Proposition. Let $(S, \mathcal{A}, \mu)$ be a probability space with $X \colon S \to \mathbb{R}$ a random variable. Then for any measurable real-valued function $\tau$ on $\mathbb{R}$, we have
$$ \int_S\tau(X(s)) \mathrm{d}\mu(s) = \int_{-\infty}^{\infty}\tau(x)\mathrm{d}\mu_X(x). $$

Next let's recall the the definition of a cdf.

Definition. A function $F \colon \mathbb{R} \to [0,1]$ is called a cumulative distribution function or cdf if it satisfies the following:
  1. $\lim_{t \to +\infty}F(t) = 1$,
  2. $\lim_{t \to -\infty}F(t) = 0$,
  3. $F$ is non-decreasing, and
  4. $F$ is right continuous.

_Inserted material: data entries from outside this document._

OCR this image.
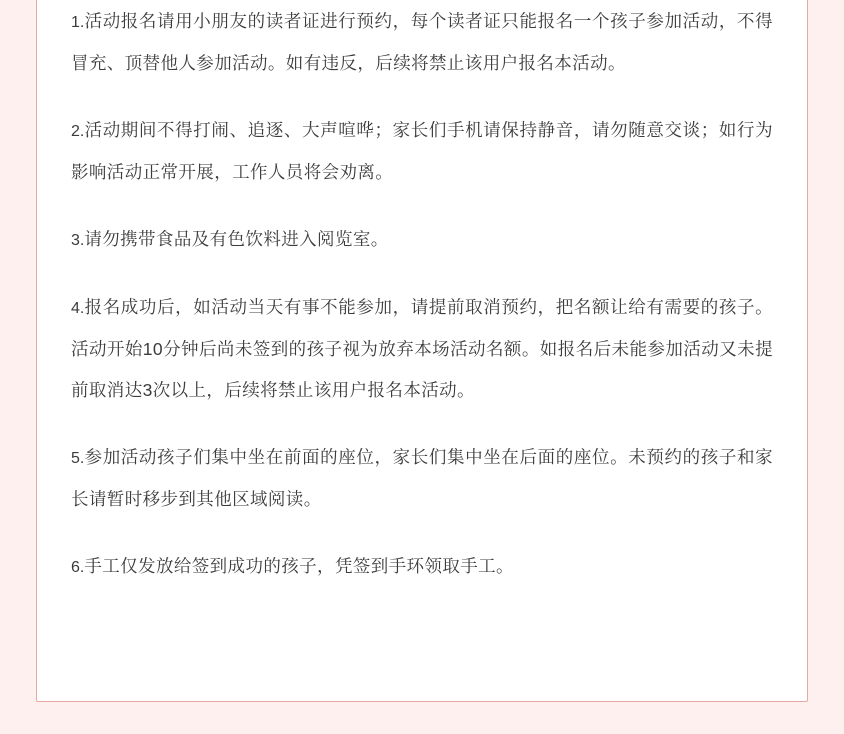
1.活动报名请用小朋友的读者证进行预约，每个读者证只能报名一个孩子参加活动，不得冒充、顶替他人参加活动。如有违反，后续将禁止该用户报名本活动。

2.活动期间不得打闹、追逐、大声喧哗；家长们手机请保持静音，请勿随意交谈；如行为影响活动正常开展，工作人员将会劝离。

3.请勿携带食品及有色饮料进入阅览室。

4.报名成功后，如活动当天有事不能参加，请提前取消预约，把名额让给有需要的孩子。活动开始10分钟后尚未签到的孩子视为放弃本场活动名额。如报名后未能参加活动又未提前取消达3次以上，后续将禁止该用户报名本活动。

5.参加活动孩子们集中坐在前面的座位，家长们集中坐在后面的座位。未预约的孩子和家长请暂时移步到其他区域阅读。

6.手工仅发放给签到成功的孩子，凭签到手环领取手工。
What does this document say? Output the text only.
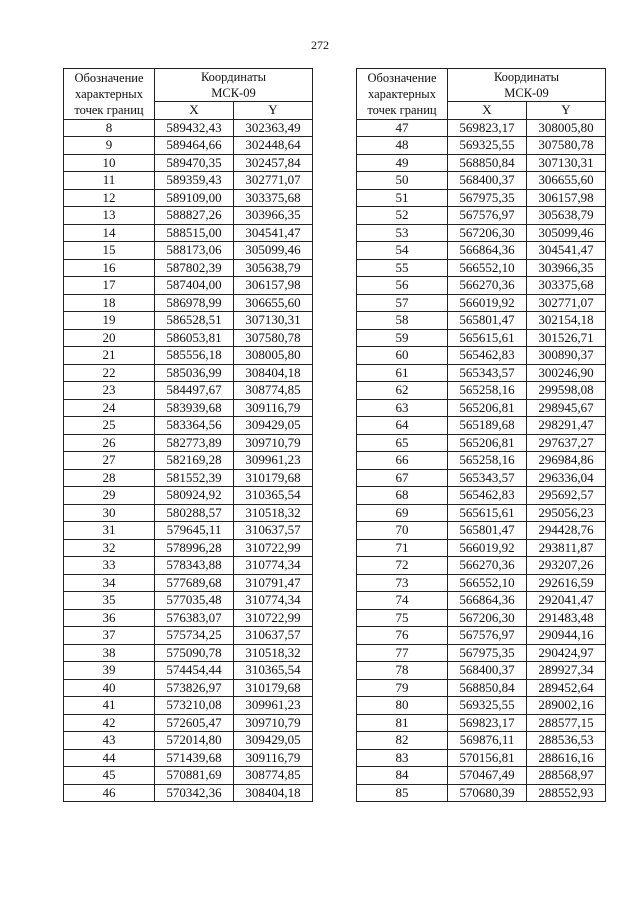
272
Обозначение
характерных
точек границ	Координаты
МСК-09	

	X	Y
8	589432,43	302363,49
9	589464,66	302448,64
10	589470,35	302457,84
11	589359,43	302771,07
12	589109,00	303375,68
13	588827,26	303966,35
14	588515,00	304541,47
15	588173,06	305099,46
16	587802,39	305638,79
17	587404,00	306157,98
18	586978,99	306655,60
19	586528,51	307130,31
20	586053,81	307580,78
21	585556,18	308005,80
22	585036,99	308404,18
23	584497,67	308774,85
24	583939,68	309116,79
25	583364,56	309429,05
26	582773,89	309710,79
27	582169,28	309961,23
28	581552,39	310179,68
29	580924,92	310365,54
30	580288,57	310518,32
31	579645,11	310637,57
32	578996,28	310722,99
33	578343,88	310774,34
34	577689,68	310791,47
35	577035,48	310774,34
36	576383,07	310722,99
37	575734,25	310637,57
38	575090,78	310518,32
39	574454,44	310365,54
40	573826,97	310179,68
41	573210,08	309961,23
42	572605,47	309710,79
43	572014,80	309429,05
44	571439,68	309116,79
45	570881,69	308774,85
46	570342,36	308404,18
Обозначение
характерных
точек границ	Координаты
МСК-09	

	X	Y
47	569823,17	308005,80
48	569325,55	307580,78
49	568850,84	307130,31
50	568400,37	306655,60
51	567975,35	306157,98
52	567576,97	305638,79
53	567206,30	305099,46
54	566864,36	304541,47
55	566552,10	303966,35
56	566270,36	303375,68
57	566019,92	302771,07
58	565801,47	302154,18
59	565615,61	301526,71
60	565462,83	300890,37
61	565343,57	300246,90
62	565258,16	299598,08
63	565206,81	298945,67
64	565189,68	298291,47
65	565206,81	297637,27
66	565258,16	296984,86
67	565343,57	296336,04
68	565462,83	295692,57
69	565615,61	295056,23
70	565801,47	294428,76
71	566019,92	293811,87
72	566270,36	293207,26
73	566552,10	292616,59
74	566864,36	292041,47
75	567206,30	291483,48
76	567576,97	290944,16
77	567975,35	290424,97
78	568400,37	289927,34
79	568850,84	289452,64
80	569325,55	289002,16
81	569823,17	288577,15
82	569876,11	288536,53
83	570156,81	288616,16
84	570467,49	288568,97
85	570680,39	288552,93
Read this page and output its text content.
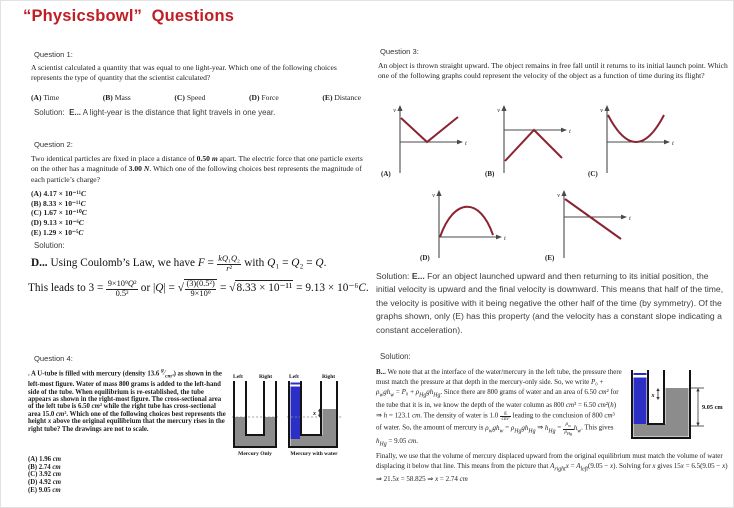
“Physicsbowl”  Questions
Question 1:
A scientist calculated a quantity that was equal to one light-year. Which one of the following choices represents the type of quantity that the scientist calculated?
(A) Time	(B) Mass	(C) Speed	(D) Force	(E) Distance
Solution: E... A light-year is the distance that light travels in one year.
Question 2:
Two identical particles are fixed in place a distance of 0.50 m apart. The electric force that one particle exerts on the other has a magnitude of 3.00 N. Which one of the following choices best represents the magnitude of each particle’s charge?
(A) 4.17 × 10⁻¹¹C
(B) 8.33 × 10⁻¹¹C
(C) 1.67 × 10⁻¹⁰C
(D) 9.13 × 10⁻⁶C
(E) 1.29 × 10⁻⁵C
Solution:
D... Using Coulomb’s Law, we have $F = \frac{\text{kQ₁Q₂}}{\text{r²}}$ with Q₁ = Q₂ = Q.
This leads to $3 = \frac{\text{9×10⁹Q²}}{\text{0.5²}}$ or |Q| = √ $\frac{\text{(3)(0.5²)}}{\text{9×10⁹}} = √8.33 \times 10^{-11} = 9.13 \times 10^{-6}C$.
Question 3:
An object is thrown straight upward. The object remains in free fall until it returns to its initial launch point. Which one of the following graphs could represent the velocity of the object as a function of time during its flight?
v
t
(A)
v
t
(B)
v
t
(C)
v
t
(D)
v
t
(E)
Solution: E... For an object launched upward and then returning to its initial position, the initial velocity is upward and the final velocity is downward. This means that half of the time, the velocity is positive with it being negative the other half of the time (by symmetry). Of the graphs shown, only (E) has this property (and the velocity has a constant slope indicating a constant acceleration).
Question 4:
. A U-tube is filled with mercury (density 13.6 $^g⁄_{cm^3}$) as shown in the left-most figure. Water of mass 800 grams is added to the left-hand side of the tube. When equilibrium is re-established, the tube appears as shown in the right-most figure. The cross-sectional area of the left tube is 6.50 cm² while the right tube has cross-sectional area 15.0 cm². Which one of the following choices best represents the height x above the original equilibrium that the mercury rises in the right tube? The drawings are not to scale.
(A) 1.96 cm
(B) 2.74 cm
(C) 3.92 cm
(D) 4.92 cm
(E) 9.05 cm
Left	Right
Mercury Only
Left	Right
x
Mercury with water
Solution:
x
9.05 cm

B... We note that at the interface of the water/mercury in the left tube, the pressure there must match the pressure at that depth in the mercury-only side. So, we write $P_0 + \rho_wgh_w = P_0 + \rho_{Hg}gh_{Hg}$. Since there are 800 grams of water and an area of 6.50 cm² for the tube that it is in, we know the depth of the water column as 800 cm³ = 6.50 cm²(h) ⇒ h = 123.1 cm. The density of water is $1.0 \frac{g}{\text{cm³}}$ leading to the conclusion of 800 cm³ of water. So, the amount of mercury is $\rho_wgh_w = \rho_{Hg}gh_{Hg}$ ⇒ $h_{Hg} = \rho_w$
$\rho_{Hg}$
$h_w$. This gives $h_{Hg} = 9.05$ cm.

Finally, we use that the volume of mercury displaced upward from the original equilibrium must match the volume of water displacing it below that line. This means from the picture that $A_{right}x = A_{left}(9.05 - x)$. Solving for x gives 15x = 6.5(9.05 − x) ⇒ 21.5x = 58.825 ⇒ x = 2.74 cm
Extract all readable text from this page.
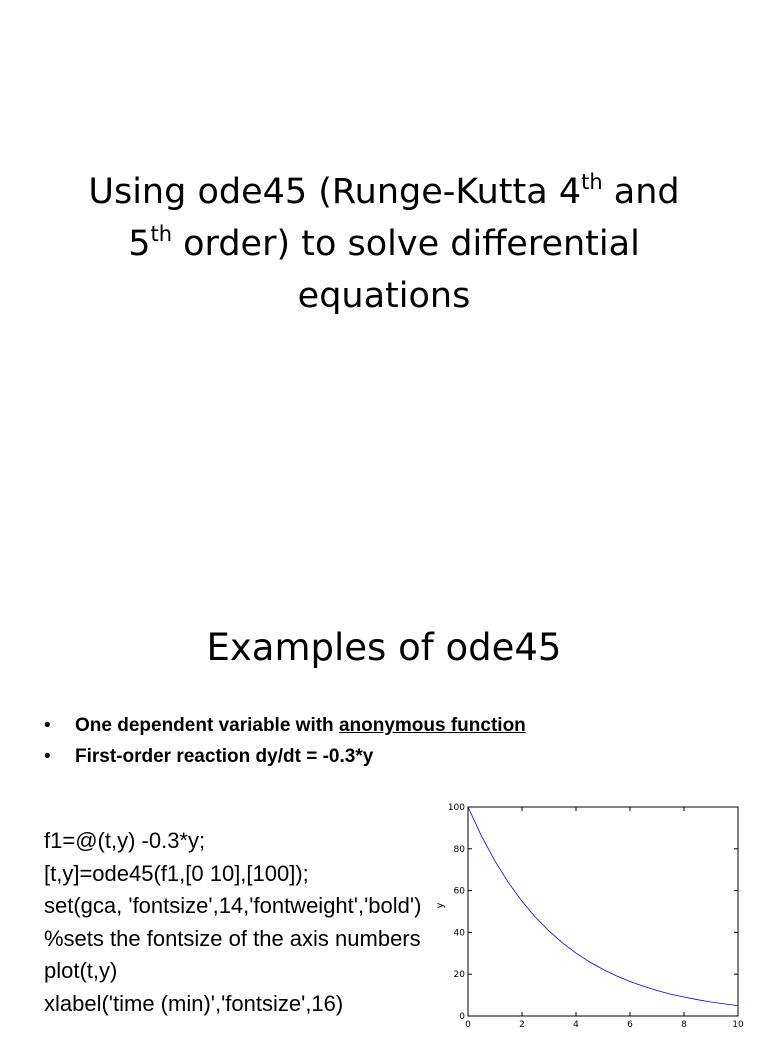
Using ode45 (Runge-Kutta 4th and
5th order) to solve differential
equations
Examples of ode45
• One dependent variable with anonymous function
• First-order reaction dy/dt = -0.3*y
f1=@(t,y) -0.3*y;
[t,y]=ode45(f1,[0 10],[100]);
set(gca, 'fontsize',14,'fontweight','bold')
%sets the fontsize of the axis numbers
plot(t,y)
xlabel('time (min)','fontsize',16)
0
20
40
60
80
100
0	2	4	6	8	10
y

That is $ \lim_{t \to a^{+}} F(t) = F(a).$

For every cdf $F$, we can create a probability measure on $\mathbb{R}$ by setting a measure on the half-open intervals $\left(a,b\right] \mapsto F(b) - F(a)$ and extending this measure via the Carathéodory's extension theorem. This is essential the Lebesgue-Stieltjes construction.

Proposition. Probability measure on $\mathbb{R}$ are in one-to-one correspondence with cdfs. More specifically we can describe the bijection. For a cdf $F$, we have the probability measure
$$ \mu_F(A) = \int_A\mathrm{d}F, $$
where the right side is the Lebesgue-Stieltjes integral with respect to $F$. And for a probability measure $\mu$, we take $F$ to be $F(t) = \mu(\{x \in \mathbb{R} \vert x < t\})$.

Lastly, there is a convenient way to show when a probability density function exists.

Theorem (Radon-Nikodym). Suppose that $\mu$ is a probability measure on $\mathbb{R}$ that is absolutely continuous. Then there exists a function $f \colon \mathbb{R} \to [0, \infty)$ such that for any $A \in \mathcal{B}$, we have
$$ \mu(A) = \int_Af(t)\mathrm{d}t. $$

References

  1. Patrick Billingsley. Probability and Measure. Wiley-Interscience, third edition, 1995.
  2. David Vernon Widder. The Laplace Transform. Dover, 2010.